1. Sous le n° 390496, par une requête sommaire et un mémoire complémentaire, enregistrés les 28 mai et 20 août 2015 au secrétariat du contentieux du Conseil d'Etat, le syndicat mixte d'études et de programmation de l'agglomération lyonnaise demande au Conseil d'Etat :

1°) d'annuler pour excès de pouvoir le décret n° 2015-376 du 1er avril 2015 déclarant d'utilité publique les travaux de construction et d'aménagement de la liaison autoroutière entre l'autoroute A 89 (commune de La Tour-de-Salvagny) et l'autoroute A 6 (commune de Limonest), conférant le statut d'autoroute à cette liaison et portant mise en compatibilité du schéma de cohérence territoriale de l'agglomération lyonnaise et du plan local d'urbanisme de la métropole de Lyon sur le territoire des communes de Dardilly, La Tour-de-Salvagny, Limonest et Lissieu ;

2°) de mettre à la charge de l'Etat la somme de 3 500 euros au titre de l'article L. 761-1 du code de justice administrative.
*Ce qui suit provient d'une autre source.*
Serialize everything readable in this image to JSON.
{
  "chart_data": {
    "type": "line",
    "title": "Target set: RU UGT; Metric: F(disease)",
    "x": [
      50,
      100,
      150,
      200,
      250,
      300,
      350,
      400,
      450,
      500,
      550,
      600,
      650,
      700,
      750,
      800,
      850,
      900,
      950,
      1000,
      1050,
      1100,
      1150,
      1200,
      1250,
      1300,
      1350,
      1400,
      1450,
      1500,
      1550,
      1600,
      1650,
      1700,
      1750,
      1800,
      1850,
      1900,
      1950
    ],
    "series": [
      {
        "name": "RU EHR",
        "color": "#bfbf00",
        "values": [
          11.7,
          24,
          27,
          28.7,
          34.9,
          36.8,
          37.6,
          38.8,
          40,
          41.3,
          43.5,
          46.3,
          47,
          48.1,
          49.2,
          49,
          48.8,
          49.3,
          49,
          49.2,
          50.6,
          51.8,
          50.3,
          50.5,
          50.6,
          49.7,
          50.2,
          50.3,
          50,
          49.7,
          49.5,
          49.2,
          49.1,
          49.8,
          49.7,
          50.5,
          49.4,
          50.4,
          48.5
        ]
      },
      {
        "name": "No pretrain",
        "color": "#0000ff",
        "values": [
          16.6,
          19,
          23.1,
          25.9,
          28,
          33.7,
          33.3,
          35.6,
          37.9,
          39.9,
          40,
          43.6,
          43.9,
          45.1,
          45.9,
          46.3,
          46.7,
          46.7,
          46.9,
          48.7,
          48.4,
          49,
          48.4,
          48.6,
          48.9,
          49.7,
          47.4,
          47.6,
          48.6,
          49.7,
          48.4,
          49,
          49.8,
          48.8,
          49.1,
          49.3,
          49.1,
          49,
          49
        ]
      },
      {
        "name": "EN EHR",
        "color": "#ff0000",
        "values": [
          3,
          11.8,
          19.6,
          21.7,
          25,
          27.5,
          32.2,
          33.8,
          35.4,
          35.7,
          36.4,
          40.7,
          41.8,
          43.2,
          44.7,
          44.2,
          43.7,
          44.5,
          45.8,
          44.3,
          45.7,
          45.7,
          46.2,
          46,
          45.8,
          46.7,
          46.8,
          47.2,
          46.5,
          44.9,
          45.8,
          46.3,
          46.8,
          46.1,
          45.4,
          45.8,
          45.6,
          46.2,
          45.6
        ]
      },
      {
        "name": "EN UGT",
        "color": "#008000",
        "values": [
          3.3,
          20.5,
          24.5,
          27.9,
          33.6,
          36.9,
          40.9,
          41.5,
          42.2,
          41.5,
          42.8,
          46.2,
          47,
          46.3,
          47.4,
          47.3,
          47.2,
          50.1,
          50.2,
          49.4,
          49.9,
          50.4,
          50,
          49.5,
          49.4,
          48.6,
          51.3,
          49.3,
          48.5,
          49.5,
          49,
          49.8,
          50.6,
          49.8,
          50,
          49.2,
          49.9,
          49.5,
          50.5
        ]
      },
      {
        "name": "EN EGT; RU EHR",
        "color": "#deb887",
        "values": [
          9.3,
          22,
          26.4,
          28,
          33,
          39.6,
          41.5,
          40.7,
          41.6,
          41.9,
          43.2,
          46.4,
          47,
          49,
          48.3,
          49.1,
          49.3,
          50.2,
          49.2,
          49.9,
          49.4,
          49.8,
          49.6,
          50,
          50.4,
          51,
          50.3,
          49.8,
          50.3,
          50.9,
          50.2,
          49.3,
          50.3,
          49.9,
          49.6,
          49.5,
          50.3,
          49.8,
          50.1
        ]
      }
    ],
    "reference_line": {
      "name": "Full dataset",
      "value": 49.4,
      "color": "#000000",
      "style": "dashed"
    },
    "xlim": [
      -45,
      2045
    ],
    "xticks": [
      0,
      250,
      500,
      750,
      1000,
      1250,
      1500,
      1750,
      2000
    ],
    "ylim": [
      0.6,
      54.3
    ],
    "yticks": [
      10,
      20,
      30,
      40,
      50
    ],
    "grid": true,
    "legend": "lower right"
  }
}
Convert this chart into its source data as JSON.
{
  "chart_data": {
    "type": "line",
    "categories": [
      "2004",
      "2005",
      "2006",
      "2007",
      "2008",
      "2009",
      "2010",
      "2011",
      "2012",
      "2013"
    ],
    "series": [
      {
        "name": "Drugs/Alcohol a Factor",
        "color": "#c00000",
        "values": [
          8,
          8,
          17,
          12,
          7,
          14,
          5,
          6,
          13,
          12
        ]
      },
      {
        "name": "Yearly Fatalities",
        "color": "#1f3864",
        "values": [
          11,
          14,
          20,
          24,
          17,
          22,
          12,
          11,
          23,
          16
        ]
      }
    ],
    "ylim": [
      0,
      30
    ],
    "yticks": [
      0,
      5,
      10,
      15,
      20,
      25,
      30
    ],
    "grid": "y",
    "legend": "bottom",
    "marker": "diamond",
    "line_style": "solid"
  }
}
2. Sous le n° 390504, par une requête sommaire, un mémoire complémentaire et un mémoire en réplique, enregistrés les 28 mai, 28 août 2015 et 6 juillet 2016 au secrétariat du contentieux du Conseil d'Etat, l'association Alcaly, la commune de Dardilly, la commune de Limonest, la commune de Lissieu et Mme D...C...demandent au Conseil d'Etat :

1°) d'annuler pour excès de pouvoir le même décret ;

2°) de mettre à la charge de l'Etat la somme de 7 000 euros au titre de l'article L. 761-1 du code de justice administrative.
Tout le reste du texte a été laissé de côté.